Prof Mellotte encourages increased support for patients opting for home dialysis, with the introduction of more specialist nurses in community based units to aid with training and planned home visits. These patients also demand equal access to dietitians during their usual six hospital visits every year, similar to those seen three times a week at dialysis units.

For elderly patients who are weaker, nursing support or that from a healthcare assistant could inspire them to initiate home dialysis or sustain it, particularly when it becomes physically exhausting to handle fluid and drain accompanying up to 14 litres of liquid. They might not be able to count on family support, or not want to be a burden.

Prof Mellotte noted that records have been kept since 2009 which confirm a yearly growth of 3 per cent in chronic kidney disease cases for the past 15 years.

Managing the costs of electricity, required to run home dialysis, often proves a hindrance for some, as they need to be working to take advantage of available income tax relief. Home-based haemodialysis necessitates alterations to the home, primarily the need for a special room to house vital equipment and machines. There were 63 individuals utilising home haemodialysis as of 1st April this year, typically every alternate day.

Despite each patient’s unique medical challenges potentially ruling out home dialysis as a feasible option, Prof Mellotte aspires for a national goal of 20 per cent patient participation, a standard already achieved by the renal unit he leads in Tallaght. As the population continues to age, there’s a upwards trend in the prevalence of chronic kidney illnesses and failures, primarily due to diabetes and hypertension. The rise may be attributed to the successful treatment of heart disease through stent installations, which, however, don’t address vascular issues affecting the kidneys.

“We’ve been maintaining comprehensive records since 2009, observing a steady three per cent annual increase over the last 15 years”, reports Prof Mellotte. In 2023, the HSE reported that there were 5,257 individuals suffering from chronic kidney disease or failure, marking an increase of 109 patients from the prior year.

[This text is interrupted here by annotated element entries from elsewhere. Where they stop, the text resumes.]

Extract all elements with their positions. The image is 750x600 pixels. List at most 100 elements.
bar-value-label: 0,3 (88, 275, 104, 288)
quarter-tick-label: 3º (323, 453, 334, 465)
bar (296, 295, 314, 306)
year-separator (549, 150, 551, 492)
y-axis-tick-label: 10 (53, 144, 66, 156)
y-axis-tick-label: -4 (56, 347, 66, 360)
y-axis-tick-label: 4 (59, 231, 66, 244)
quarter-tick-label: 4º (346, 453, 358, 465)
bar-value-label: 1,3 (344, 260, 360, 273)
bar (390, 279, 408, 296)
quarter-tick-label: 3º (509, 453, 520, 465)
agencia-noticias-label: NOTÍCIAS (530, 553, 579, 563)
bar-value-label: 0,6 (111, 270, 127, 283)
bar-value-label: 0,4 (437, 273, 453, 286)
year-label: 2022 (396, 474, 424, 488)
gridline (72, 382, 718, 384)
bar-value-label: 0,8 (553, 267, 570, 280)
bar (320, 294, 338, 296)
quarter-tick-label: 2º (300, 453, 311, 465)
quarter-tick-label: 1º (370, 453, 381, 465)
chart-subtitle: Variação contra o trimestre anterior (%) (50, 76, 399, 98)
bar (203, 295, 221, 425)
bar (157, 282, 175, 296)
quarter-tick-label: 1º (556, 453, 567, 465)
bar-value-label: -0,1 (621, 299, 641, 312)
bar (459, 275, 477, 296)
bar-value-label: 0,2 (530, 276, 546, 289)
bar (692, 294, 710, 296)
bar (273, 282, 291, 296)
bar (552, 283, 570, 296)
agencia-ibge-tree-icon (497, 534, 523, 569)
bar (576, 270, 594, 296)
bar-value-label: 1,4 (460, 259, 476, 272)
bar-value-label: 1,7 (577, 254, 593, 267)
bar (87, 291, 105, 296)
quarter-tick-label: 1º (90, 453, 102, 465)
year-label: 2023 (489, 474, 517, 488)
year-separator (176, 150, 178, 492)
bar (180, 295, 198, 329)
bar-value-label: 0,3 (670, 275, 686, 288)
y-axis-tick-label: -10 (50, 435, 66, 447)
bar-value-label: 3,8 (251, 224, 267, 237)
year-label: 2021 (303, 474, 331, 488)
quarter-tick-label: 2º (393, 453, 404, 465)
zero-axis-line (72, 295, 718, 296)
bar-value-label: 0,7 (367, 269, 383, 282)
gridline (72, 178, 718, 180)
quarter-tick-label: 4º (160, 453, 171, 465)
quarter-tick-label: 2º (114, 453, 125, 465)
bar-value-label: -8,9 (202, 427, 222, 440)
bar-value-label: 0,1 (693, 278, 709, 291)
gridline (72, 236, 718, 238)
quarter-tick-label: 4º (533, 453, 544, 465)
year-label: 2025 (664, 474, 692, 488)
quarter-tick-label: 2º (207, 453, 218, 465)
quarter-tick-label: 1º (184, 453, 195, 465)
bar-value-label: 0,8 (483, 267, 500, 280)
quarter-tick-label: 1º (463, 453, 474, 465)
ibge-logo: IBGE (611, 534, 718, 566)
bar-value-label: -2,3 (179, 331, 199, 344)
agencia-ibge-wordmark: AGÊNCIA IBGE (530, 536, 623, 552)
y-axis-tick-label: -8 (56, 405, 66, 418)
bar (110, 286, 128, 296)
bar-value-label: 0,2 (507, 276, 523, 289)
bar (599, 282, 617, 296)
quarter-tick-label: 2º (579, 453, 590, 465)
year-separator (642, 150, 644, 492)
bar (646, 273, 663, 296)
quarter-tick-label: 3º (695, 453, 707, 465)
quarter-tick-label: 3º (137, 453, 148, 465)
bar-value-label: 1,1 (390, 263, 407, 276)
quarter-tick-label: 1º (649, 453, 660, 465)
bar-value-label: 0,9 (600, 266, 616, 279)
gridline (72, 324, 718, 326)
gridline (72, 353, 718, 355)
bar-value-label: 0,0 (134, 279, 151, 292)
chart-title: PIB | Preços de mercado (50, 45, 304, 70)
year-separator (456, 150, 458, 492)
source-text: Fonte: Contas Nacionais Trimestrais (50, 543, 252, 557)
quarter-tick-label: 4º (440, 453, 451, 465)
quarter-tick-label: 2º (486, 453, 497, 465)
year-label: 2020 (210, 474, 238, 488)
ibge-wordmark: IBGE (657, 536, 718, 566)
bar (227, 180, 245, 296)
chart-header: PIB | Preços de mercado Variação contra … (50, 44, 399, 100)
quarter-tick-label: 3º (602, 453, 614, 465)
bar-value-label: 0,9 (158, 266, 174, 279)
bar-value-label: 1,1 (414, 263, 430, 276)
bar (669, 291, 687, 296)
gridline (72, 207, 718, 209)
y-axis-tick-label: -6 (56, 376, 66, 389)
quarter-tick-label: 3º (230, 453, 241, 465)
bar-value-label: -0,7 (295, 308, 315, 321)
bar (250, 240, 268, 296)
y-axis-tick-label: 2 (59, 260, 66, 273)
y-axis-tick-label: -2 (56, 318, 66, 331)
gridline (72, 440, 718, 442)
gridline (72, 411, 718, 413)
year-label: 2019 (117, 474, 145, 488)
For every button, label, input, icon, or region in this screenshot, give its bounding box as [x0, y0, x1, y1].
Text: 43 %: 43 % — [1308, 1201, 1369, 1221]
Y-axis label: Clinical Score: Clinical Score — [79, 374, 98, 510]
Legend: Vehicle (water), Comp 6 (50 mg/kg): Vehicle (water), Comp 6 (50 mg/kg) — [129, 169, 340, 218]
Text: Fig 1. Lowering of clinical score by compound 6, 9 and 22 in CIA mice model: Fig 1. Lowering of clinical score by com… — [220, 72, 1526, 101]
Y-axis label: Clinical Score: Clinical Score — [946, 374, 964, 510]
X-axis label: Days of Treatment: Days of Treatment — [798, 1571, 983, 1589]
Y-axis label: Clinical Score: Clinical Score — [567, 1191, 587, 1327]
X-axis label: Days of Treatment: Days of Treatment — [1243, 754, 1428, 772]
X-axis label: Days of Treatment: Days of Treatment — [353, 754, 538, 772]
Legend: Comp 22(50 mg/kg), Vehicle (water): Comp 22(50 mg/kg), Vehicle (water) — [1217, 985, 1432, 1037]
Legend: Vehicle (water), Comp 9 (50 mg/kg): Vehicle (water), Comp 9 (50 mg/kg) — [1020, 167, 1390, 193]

Last year, a total of 191 kidney transplants were conducted. “These serve as an alternative treatment method for kidney failure”, explains Prof Mellotte. Although the transplant can dramatically improve the patient’s health and standard of living, it’s not a cure-all. Recipients are susceptible to the same complications, like diabetes. “Recipients will need to maintain a heavy medicinal regimen, and there’s a chance the disease could reoccur in the transplanted kidney.”

Mark Moore has been on the waiting list for a transplant for over two years, but has been temporarily removed from the list as he prepares for a surgery in July to remove his infection-ridden right kidney. This should optimise his body to accept a transplant. However, after the upcoming nephrectomy, he will need to undergo hospital-based haemodialysis for approximately two to three months to aid his remaining kidney.

Following some time for convalescence post-surgery, he is predicted to recommence peritoneal dialysis within his residence. Moore voiced his contentment in having undergone haemodialysis in the health centre, appreciating the exposure to this perspective. Alluding to his humbling experience, he expressed deep gratitude for now being able to conduct peritoneal dialysis within his home setting. Moore speaks highly of this method and would wholeheartedly endorse it.